As a political institution, the activities of EU need to be based not only on an accurate understanding of Roma people and their circumstances, but also on objective analysis of political conditions. This represents a considerable challenge due to the way "Roma" has evolved as a policy paradigm at the European level, characterized by the down-playing of social, economic and political complexity in favour of a superficial focus on discrimination.
Such support needs to be massively increased. Therefore, initiatives should be encouraged which cut across ethnic lines and address wider problems of disadvantage and social exclusion Also, methods for the effective and transparent use of resources are needed.
Fortunately, conditions may finally be beginning to change for Roma. Europe's accelerating process of political integration offers the prospect of improved legal protection for the Roma and other minorities, through human rights laws and strict conditions imposed on countries eager to join the European Union.
Such a positive future for the Roma women is by no means secure, however. In recent years, the Roma women have been subjected to inequalities, sexual abuse and physical attacks.
The opportunity for the EU is to establish equality of opportunity through facilitating significant improvement in the life chances and living conditions of Roma women and communities. The challenge is to avoid the temptation to construct separate policy and administrative structures for Roma women and to prevent further ethnic fragmentation of their societies by reversing the trend toward segregation and exclusive ethno-politics. A clear policy agenda should aim at ensuring the sexual and reproductive health and rights of all. Sexuality for all women of whatever minority should be lived free of discrimination, coercion and abuse.
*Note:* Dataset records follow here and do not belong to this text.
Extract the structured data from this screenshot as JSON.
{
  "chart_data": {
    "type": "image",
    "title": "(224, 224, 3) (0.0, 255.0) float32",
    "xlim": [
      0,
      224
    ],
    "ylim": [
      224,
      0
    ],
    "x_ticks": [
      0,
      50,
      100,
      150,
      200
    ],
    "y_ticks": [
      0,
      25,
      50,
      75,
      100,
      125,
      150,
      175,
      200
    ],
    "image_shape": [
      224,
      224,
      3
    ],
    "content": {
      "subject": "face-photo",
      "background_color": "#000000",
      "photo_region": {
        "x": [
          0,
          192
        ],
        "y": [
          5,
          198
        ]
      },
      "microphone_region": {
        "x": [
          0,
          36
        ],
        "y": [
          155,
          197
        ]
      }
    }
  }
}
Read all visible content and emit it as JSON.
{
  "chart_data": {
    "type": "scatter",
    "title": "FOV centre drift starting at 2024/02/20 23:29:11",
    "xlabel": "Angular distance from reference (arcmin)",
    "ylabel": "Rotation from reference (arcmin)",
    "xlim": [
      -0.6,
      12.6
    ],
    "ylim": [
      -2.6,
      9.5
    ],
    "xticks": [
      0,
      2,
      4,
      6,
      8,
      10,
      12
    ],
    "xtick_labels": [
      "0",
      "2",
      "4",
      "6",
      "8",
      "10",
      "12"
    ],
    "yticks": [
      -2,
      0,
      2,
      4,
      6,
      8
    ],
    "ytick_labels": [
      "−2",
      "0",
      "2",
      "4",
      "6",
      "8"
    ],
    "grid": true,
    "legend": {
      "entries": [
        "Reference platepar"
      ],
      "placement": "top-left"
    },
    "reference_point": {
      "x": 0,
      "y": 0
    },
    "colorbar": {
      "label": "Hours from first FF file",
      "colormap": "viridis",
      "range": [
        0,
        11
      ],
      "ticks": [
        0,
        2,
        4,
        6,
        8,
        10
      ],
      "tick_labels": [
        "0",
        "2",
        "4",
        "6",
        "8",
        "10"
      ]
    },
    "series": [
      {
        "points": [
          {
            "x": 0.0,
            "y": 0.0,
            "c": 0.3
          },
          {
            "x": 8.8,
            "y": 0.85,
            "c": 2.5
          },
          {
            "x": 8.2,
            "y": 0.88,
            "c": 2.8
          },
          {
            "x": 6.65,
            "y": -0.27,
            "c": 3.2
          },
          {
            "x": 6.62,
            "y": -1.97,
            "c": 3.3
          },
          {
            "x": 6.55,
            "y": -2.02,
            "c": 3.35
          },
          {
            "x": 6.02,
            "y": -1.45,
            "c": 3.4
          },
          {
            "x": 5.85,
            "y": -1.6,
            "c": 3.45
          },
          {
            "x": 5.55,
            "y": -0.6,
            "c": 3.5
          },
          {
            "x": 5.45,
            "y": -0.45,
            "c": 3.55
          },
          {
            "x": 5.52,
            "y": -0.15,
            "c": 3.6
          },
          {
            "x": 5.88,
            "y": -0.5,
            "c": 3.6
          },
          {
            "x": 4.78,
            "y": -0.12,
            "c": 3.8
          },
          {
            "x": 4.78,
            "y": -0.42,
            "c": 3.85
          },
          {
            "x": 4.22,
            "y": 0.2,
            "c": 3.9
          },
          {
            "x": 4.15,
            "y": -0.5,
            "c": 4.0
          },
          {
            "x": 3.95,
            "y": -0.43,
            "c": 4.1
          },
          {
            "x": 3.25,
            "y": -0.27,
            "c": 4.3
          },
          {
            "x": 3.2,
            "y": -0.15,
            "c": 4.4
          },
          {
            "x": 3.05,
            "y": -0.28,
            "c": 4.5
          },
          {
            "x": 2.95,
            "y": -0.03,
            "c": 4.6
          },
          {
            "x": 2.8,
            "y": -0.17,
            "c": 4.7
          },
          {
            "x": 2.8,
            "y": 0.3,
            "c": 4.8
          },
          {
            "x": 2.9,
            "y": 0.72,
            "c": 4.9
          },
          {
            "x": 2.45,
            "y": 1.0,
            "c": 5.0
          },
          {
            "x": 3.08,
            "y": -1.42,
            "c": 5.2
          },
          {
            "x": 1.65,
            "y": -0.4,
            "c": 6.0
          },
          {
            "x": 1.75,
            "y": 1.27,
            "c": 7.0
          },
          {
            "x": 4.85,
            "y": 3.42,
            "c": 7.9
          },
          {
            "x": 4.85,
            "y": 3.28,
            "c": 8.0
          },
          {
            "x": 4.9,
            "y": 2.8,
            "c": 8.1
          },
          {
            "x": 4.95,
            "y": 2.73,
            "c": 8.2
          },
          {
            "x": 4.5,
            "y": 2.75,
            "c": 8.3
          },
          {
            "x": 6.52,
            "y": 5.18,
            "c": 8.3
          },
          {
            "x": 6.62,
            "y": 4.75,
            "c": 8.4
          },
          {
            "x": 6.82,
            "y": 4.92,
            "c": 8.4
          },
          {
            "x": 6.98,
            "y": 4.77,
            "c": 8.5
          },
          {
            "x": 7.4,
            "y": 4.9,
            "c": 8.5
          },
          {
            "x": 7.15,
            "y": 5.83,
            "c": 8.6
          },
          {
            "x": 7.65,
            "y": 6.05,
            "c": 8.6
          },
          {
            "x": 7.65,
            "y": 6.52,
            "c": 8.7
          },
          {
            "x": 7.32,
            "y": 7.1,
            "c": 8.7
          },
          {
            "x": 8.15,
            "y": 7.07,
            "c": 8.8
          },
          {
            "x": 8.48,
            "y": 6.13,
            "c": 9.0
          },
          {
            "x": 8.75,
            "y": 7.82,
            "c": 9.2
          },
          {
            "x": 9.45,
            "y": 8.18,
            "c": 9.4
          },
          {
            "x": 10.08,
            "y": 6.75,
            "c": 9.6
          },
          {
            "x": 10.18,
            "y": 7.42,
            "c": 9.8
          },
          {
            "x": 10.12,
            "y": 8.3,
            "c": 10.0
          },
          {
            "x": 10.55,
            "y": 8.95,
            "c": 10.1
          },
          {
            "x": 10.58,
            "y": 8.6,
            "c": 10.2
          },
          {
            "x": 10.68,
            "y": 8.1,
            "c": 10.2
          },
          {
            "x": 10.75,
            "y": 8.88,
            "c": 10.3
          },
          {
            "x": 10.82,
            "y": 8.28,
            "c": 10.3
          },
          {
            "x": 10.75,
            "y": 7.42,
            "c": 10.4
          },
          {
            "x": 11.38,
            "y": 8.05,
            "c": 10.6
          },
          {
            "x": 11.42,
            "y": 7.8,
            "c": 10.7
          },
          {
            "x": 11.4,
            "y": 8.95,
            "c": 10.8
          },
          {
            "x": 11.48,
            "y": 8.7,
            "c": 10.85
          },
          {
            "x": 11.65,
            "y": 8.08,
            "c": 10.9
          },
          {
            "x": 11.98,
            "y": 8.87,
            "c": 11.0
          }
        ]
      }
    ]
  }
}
1. Anne Van Lancker - Committee on Women's Rights and Equal Opportunities "Sexual and reproductive health and rights " Plenary session European Parliament, 03.07.2002
2. Committee on Women's Rights and Equal Opportunities public hearing "Sexual and reproductive rights and reproductive health in the EU and the candidate countries", European Parliament 26.02.2002
3 European Commission- Enlargement DG "EU support for Roma communities in Central and Eastern Europe" May 2002
4. Report on the Situation of Roma in the OSCE Region, Office of the High Commissioner on National Minorities, 2000, p.7 fn.
5. James A.Goldston, Foreign Affairs, March/April 2002
6. M. Kovats, "The Emergence of European Roma Policy" in W. Guy (ed.), Between Past and Future: The Roma of Central and Eastern Europe, University of Hertfordshire Press, Hatfield, 2001.